The part that can be kind of tricky and time-consuming is re-installing your operating system and favorite programs. Make sure you’ve got a copy of Windows ready on bootable media, and don’t jump the gun when it comes to formatting your old drives! Remember though, if you want to make the most out of your SSD’s performance potential, you will need to make sure that all of your primary work and operating system software is installed on that drive. Just be careful budgeting your space, and make sure to leave a little bit of room for that super-fast SSD pagefile.
Brands and SSD choices
My SSD is an Intel 520 series, referred to commonly as the Cherryville. This particular SSD is fast, even when compared to other SSDs, and Intel has established quite a reputation for reliable and high-quality products in this niche. Well, every niche really.
OCZ offers some extremely fast SSDs as well, and depending on where & when you buy it, you might be able to get it a bit cheaper than the latest from the Intel line.

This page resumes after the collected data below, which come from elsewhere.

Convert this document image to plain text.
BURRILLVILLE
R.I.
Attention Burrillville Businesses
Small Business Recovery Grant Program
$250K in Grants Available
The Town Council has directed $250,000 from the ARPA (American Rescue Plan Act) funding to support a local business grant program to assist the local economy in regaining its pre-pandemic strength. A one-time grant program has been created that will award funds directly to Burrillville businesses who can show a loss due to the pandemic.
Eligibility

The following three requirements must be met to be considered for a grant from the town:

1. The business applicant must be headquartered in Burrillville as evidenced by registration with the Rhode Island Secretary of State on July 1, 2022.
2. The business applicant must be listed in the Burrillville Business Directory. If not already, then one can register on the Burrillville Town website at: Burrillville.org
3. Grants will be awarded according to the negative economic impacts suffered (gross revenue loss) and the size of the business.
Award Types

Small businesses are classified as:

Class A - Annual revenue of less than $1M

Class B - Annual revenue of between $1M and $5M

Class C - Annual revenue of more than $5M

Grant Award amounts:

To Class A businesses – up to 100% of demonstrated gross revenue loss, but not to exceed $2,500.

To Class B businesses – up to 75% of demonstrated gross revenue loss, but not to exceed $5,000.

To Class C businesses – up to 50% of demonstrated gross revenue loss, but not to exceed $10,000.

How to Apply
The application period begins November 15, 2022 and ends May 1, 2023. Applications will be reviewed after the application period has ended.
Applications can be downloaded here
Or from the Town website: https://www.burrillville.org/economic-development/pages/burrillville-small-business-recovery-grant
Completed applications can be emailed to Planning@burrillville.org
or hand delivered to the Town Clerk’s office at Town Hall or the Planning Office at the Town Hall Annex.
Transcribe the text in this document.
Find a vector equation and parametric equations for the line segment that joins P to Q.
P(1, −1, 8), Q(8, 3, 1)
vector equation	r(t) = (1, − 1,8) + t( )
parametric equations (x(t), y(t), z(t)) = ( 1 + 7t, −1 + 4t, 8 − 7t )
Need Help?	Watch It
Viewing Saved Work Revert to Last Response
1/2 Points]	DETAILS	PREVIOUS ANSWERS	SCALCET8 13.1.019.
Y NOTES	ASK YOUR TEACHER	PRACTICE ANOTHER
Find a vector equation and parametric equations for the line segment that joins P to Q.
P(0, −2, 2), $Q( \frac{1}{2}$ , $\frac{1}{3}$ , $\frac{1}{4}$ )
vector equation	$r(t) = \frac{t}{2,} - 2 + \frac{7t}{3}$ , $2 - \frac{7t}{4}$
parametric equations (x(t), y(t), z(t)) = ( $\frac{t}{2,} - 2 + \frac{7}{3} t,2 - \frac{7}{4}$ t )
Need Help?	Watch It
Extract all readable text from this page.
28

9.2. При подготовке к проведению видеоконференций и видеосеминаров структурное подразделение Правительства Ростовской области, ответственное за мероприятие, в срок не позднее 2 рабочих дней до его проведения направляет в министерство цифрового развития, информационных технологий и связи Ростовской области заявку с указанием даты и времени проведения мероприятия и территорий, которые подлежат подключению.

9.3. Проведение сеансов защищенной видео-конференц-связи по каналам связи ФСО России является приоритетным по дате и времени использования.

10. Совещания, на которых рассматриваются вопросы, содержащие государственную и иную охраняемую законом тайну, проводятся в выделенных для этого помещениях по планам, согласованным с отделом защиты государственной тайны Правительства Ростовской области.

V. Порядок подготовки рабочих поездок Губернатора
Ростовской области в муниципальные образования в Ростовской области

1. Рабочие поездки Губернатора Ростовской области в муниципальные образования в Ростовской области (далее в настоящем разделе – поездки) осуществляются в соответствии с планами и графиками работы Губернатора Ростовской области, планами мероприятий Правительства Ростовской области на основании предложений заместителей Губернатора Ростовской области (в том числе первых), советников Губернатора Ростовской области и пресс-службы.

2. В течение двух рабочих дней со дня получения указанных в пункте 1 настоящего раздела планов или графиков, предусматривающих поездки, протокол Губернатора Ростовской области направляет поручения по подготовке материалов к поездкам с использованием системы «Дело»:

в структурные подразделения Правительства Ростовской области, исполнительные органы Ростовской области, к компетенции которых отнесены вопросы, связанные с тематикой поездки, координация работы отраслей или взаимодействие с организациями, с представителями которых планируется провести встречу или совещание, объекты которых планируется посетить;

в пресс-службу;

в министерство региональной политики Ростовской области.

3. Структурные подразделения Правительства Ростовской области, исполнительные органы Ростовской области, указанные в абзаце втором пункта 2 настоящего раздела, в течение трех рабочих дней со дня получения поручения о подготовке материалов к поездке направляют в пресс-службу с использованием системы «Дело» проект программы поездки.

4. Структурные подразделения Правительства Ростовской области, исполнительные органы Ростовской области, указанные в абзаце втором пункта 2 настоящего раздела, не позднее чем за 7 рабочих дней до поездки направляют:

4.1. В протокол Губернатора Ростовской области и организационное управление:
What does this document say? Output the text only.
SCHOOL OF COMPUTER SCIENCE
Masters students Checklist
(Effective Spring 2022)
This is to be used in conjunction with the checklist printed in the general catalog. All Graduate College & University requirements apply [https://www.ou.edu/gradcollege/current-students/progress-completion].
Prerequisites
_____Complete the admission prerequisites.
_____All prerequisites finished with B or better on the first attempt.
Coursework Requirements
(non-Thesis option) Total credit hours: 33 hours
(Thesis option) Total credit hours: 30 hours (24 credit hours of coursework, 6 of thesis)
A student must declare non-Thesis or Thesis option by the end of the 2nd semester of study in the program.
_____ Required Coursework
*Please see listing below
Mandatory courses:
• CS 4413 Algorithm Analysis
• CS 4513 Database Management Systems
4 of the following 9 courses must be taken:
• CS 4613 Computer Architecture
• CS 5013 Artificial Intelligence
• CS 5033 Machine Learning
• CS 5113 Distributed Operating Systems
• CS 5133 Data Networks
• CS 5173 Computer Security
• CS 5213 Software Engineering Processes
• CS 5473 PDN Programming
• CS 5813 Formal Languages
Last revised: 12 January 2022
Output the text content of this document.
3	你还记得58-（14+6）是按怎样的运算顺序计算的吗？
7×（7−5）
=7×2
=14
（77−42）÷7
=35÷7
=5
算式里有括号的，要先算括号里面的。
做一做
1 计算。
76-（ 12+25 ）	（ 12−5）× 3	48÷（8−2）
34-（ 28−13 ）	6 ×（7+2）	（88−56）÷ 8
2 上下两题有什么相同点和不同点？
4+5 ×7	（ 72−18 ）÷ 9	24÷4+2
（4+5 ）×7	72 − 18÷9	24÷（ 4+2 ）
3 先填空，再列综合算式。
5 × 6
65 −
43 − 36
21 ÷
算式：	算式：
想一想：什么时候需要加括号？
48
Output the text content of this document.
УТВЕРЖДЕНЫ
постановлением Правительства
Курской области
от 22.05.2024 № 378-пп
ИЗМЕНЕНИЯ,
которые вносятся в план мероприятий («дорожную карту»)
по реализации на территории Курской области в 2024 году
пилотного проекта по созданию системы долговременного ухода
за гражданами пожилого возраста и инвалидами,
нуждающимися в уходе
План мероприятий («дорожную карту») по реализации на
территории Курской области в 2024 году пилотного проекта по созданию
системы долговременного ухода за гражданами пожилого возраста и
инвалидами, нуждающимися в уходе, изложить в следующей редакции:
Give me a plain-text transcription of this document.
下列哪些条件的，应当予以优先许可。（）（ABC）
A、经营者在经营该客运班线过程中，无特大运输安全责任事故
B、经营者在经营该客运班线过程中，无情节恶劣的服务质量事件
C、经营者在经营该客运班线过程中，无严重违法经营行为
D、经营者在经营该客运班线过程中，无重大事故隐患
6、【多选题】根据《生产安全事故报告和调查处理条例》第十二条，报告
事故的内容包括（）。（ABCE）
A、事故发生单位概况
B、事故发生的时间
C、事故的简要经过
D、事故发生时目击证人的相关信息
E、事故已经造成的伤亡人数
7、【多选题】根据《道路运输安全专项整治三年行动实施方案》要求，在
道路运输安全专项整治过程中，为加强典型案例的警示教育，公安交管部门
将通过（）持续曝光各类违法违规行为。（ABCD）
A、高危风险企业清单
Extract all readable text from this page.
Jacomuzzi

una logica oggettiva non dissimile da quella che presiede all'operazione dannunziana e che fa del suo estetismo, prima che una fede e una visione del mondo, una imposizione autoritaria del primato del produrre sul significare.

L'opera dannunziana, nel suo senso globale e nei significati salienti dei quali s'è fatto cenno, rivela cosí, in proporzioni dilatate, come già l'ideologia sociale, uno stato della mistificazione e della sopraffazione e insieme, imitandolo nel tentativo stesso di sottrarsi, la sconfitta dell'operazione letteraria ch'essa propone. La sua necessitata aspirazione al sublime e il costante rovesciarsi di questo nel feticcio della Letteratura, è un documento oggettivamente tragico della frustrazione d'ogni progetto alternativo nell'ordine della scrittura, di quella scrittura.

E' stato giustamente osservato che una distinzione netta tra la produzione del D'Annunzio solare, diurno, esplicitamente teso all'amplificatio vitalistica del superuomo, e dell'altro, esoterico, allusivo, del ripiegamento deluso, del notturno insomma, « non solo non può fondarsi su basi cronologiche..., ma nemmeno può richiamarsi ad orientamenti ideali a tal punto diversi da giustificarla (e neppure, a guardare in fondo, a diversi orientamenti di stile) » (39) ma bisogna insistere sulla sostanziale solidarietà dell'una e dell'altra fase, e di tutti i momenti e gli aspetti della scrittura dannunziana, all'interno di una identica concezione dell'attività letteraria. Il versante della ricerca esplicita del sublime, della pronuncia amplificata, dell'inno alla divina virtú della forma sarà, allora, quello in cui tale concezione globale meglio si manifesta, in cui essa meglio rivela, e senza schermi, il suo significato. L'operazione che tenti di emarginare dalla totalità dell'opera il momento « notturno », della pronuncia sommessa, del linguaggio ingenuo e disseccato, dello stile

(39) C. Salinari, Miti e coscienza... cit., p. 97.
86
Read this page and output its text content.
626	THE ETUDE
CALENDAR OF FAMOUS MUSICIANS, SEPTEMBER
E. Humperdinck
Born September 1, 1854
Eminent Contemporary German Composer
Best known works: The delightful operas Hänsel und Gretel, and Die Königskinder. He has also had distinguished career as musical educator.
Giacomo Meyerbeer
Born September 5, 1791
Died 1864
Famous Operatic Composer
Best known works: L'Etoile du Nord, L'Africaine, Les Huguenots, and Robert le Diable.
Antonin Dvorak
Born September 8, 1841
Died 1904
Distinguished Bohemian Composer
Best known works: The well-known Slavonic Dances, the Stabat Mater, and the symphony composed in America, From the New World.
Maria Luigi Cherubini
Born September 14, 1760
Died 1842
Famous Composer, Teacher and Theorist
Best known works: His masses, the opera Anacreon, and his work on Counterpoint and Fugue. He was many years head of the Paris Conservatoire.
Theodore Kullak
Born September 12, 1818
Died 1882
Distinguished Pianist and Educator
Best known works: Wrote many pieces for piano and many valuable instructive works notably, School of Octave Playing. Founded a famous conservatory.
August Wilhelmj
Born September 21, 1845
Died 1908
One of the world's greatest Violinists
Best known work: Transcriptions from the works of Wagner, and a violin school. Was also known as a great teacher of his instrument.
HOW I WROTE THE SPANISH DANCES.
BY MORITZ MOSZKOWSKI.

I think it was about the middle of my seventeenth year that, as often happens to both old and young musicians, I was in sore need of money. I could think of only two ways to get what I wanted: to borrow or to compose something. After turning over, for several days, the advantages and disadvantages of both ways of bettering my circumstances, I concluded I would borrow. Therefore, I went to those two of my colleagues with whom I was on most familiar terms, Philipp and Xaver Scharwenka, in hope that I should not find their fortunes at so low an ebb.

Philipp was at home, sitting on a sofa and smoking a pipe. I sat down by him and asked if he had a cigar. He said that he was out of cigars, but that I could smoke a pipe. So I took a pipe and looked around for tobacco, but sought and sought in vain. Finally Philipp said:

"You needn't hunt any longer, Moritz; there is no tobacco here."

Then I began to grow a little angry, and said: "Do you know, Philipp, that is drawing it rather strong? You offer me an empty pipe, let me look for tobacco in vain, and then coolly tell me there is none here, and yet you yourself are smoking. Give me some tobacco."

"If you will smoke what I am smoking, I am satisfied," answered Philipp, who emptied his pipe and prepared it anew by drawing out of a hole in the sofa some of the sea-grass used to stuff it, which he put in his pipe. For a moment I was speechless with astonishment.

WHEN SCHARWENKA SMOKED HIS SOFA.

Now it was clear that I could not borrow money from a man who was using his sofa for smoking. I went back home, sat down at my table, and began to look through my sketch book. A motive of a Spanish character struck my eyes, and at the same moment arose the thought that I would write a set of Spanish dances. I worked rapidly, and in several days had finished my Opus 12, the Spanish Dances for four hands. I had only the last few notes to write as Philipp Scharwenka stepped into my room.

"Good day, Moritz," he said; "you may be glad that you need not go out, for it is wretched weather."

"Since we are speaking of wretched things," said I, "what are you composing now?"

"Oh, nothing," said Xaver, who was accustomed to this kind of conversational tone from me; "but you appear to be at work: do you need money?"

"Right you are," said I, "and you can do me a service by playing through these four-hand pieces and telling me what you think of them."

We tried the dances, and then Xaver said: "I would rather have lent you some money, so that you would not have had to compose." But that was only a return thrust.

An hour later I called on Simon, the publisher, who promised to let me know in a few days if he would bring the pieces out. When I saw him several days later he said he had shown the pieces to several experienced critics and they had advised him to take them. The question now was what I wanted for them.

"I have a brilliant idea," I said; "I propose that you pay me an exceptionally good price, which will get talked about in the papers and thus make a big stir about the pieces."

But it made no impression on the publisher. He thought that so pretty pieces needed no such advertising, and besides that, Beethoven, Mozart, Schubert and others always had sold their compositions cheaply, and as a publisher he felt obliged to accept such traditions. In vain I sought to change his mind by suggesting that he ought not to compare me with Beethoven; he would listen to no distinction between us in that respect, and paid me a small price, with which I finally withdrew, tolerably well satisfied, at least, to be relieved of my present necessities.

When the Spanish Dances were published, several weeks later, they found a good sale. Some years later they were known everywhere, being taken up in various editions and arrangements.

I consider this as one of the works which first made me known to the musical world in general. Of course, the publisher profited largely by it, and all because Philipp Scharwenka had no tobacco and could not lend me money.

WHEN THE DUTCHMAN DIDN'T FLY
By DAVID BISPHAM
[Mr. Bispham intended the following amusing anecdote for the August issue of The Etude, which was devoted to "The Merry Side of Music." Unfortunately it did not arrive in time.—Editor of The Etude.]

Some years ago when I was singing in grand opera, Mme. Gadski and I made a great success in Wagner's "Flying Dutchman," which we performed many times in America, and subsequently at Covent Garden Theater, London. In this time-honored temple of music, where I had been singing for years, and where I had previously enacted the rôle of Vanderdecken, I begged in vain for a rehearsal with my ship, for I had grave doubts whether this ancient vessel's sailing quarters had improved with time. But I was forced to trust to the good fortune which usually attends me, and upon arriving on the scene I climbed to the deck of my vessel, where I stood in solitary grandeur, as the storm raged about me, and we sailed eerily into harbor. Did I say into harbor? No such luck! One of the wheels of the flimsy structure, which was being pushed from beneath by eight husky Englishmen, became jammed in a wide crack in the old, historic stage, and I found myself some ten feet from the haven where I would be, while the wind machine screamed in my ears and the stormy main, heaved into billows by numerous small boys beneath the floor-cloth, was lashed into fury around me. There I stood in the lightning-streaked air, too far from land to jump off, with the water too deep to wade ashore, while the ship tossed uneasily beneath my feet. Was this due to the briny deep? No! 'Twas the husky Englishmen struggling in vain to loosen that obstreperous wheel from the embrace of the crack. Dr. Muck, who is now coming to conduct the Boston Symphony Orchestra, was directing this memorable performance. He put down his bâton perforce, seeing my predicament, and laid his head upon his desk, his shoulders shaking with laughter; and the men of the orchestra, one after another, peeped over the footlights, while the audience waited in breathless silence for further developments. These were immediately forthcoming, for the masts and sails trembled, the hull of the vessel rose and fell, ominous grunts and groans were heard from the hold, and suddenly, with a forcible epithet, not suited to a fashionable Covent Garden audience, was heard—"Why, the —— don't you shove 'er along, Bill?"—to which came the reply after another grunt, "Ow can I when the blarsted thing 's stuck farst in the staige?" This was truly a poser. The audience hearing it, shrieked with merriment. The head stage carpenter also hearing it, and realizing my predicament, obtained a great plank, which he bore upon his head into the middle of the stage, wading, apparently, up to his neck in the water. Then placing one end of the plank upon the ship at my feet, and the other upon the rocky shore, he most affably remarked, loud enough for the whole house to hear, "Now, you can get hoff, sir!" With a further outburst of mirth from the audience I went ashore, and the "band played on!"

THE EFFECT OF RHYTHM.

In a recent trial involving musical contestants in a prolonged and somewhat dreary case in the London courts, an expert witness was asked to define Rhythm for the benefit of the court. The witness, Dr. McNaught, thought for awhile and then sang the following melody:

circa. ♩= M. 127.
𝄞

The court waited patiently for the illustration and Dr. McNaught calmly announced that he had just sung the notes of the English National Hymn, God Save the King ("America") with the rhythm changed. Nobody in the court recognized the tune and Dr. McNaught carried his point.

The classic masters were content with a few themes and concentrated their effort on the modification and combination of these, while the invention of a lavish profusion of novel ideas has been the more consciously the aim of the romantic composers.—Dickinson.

The real reason I got the Cherryville SSD is because it was in stock locally, at a great price. Believe it or not, Best Buy was actually selling the 180 GB Intel 520 for about $40 to $50 less than Newegg and TigerDirect. And that’s before shipping costs or having to wait around for delivery! I know, I was shocked to find a good deal at Best Buy as well, but not too shocked to take advantage of it.
The Future of
I was going to talk about the fact that some hosting providers are now offering SSD-based VPS and cloud storage solutions, but it isn’t shocking that web hosts would take advantage of a new technology that drastically improves computing speeds. So this trend won’t be limited to web-based storage, it won’t be limited to desktops, and it certainly won’t be a passing fad.
If your computer is slower than it used to be – and we both know it is – quit making excuses and get yourself an SSD. I certainly wish I had done it a lot sooner!